Kevin P. Edgecomb said...

Here is some more autokeraphonia: my translation of all the Vulgate Prologues.

I rendered the passage from the Prologue to Job "Let whoever will to keep the old books, either written on purple skins with gold and silver, or in uncial letters, as they commonly say, more loads of writing rather than books, while they leave to me and mine to have poor little leaves and not such beautiful books as correct ones."

St Jerome's entire library was burned, just a few years before he died, when a mob of Pelagius' supporters stormed his monastery, even killing one (or more, I can't recall) of the monks. Shameful.
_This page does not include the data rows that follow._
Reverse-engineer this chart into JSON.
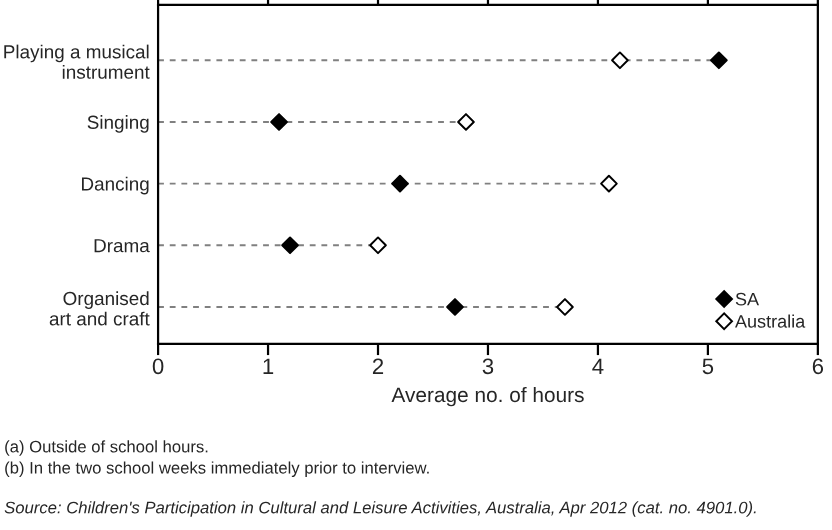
{
  "chart_data": {
    "type": "scatter",
    "orientation": "horizontal",
    "xlabel": "Average no. of hours",
    "categories": [
      "Playing a musical\ninstrument",
      "Singing",
      "Dancing",
      "Drama",
      "Organised\nart and craft"
    ],
    "series": [
      {
        "name": "SA",
        "color": "#000000",
        "values": [
          5.1,
          1.1,
          2.2,
          1.2,
          2.7
        ]
      },
      {
        "name": "Australia",
        "color": "#ffffff",
        "values": [
          4.2,
          2.8,
          4.1,
          2.0,
          3.7
        ]
      }
    ],
    "xlim": [
      0,
      6
    ],
    "xticks": [
      0,
      1,
      2,
      3,
      4,
      5,
      6
    ],
    "marker": "diamond",
    "line_style": "dashed",
    "grid": "y",
    "legend": "bottom right",
    "annotations": [
      "(a) Outside of school hours.",
      "(b) In the two school weeks immediately prior to interview.",
      "Source: Children's Participation in Cultural and Leisure Activities, Australia, Apr 2012 (cat. no. 4901.0)."
    ]
  }
}
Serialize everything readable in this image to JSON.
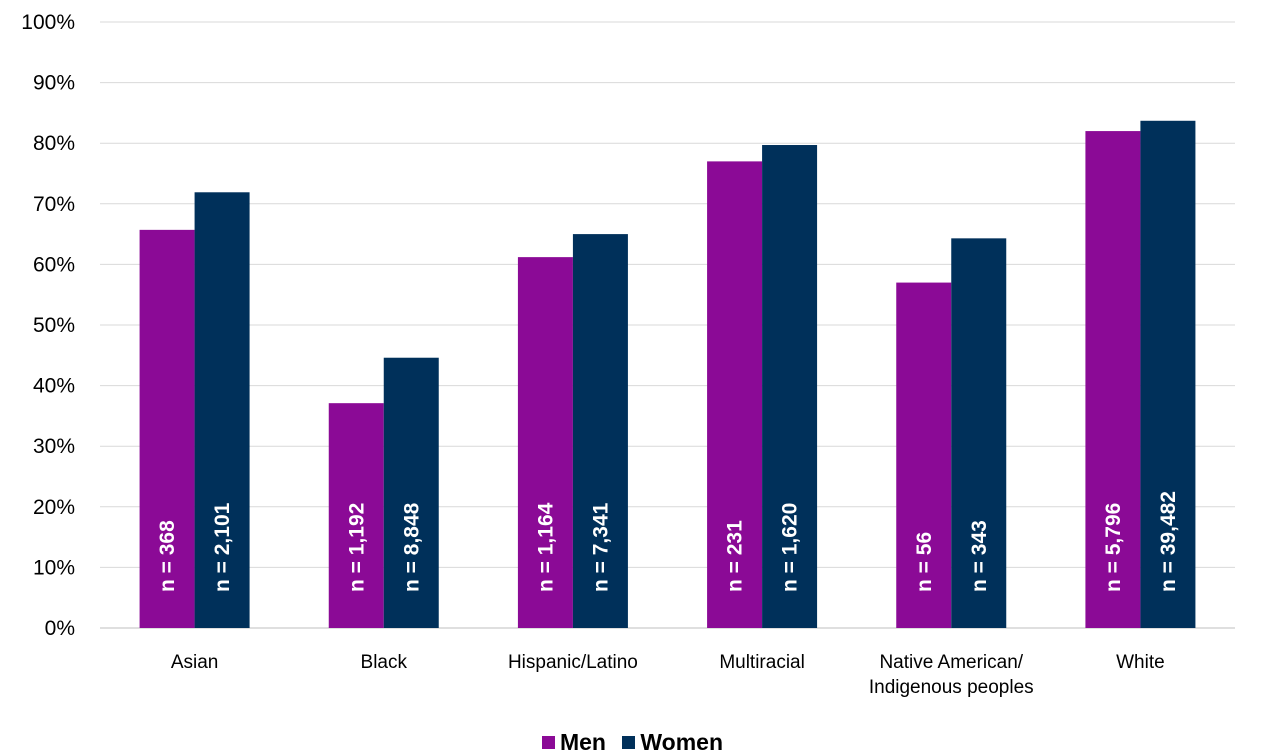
{
  "chart_data": {
    "type": "bar",
    "categories": [
      [
        "Asian"
      ],
      [
        "Black"
      ],
      [
        "Hispanic/Latino"
      ],
      [
        "Multiracial"
      ],
      [
        "Native American/",
        "Indigenous peoples"
      ],
      [
        "White"
      ]
    ],
    "series": [
      {
        "name": "Men",
        "color": "#8B0A96",
        "values": [
          65.7,
          37.1,
          61.2,
          77.0,
          57.0,
          82.0
        ],
        "labels": [
          "n = 368",
          "n = 1,192",
          "n = 1,164",
          "n = 231",
          "n = 56",
          "n = 5,796"
        ]
      },
      {
        "name": "Women",
        "color": "#00305A",
        "values": [
          71.9,
          44.6,
          65.0,
          79.7,
          64.3,
          83.7
        ],
        "labels": [
          "n = 2,101",
          "n = 8,848",
          "n = 7,341",
          "n = 1,620",
          "n = 343",
          "n = 39,482"
        ]
      }
    ],
    "y_ticks": [
      "0%",
      "10%",
      "20%",
      "30%",
      "40%",
      "50%",
      "60%",
      "70%",
      "80%",
      "90%",
      "100%"
    ],
    "ylim": [
      0,
      100
    ],
    "grid": true,
    "legend_position": "bottom"
  }
}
Also, it is absolutely unlikely that Jerome had a full copy of the Hexapla, which ran into something like 250 volumes, according to one estimate. He almost certainly had individual copies of the Sixth Column, Theodotion, Symmachus, Aquila, the LXX proper (which we call the Old Greek today), and Hebrew and Aramaic copies. The only known copy of the full Hexapla prepared by Origen was in the Pamphilian-Origenian library in Caesarea, which was entirely burned by the Arabs when they took the city, as punishment for having resisted. Classy.

Aaron Taylor said...

Sorry! Just uncritically passing along what Williams said! Thank you for the clarification though, as well as for the link to your translations.

As for the burning of St Jerome's library, at least they burned it because they wanted to, and not because of their sinful nature!

+Metropolitan SAVAS of Pittsburgh said...

Mr. Edgecomb, I thank you for introducing me to a wonderful (and, in my case, as I'm sure Aaron can attes, useful) word, autokeraphonia, as well as for the link.

+Metropolitan SAVAS of Pittsburgh said...

For "attes," read "attest."

Kevin P. Edgecomb said...

Your Grace is very welcome! And gracious!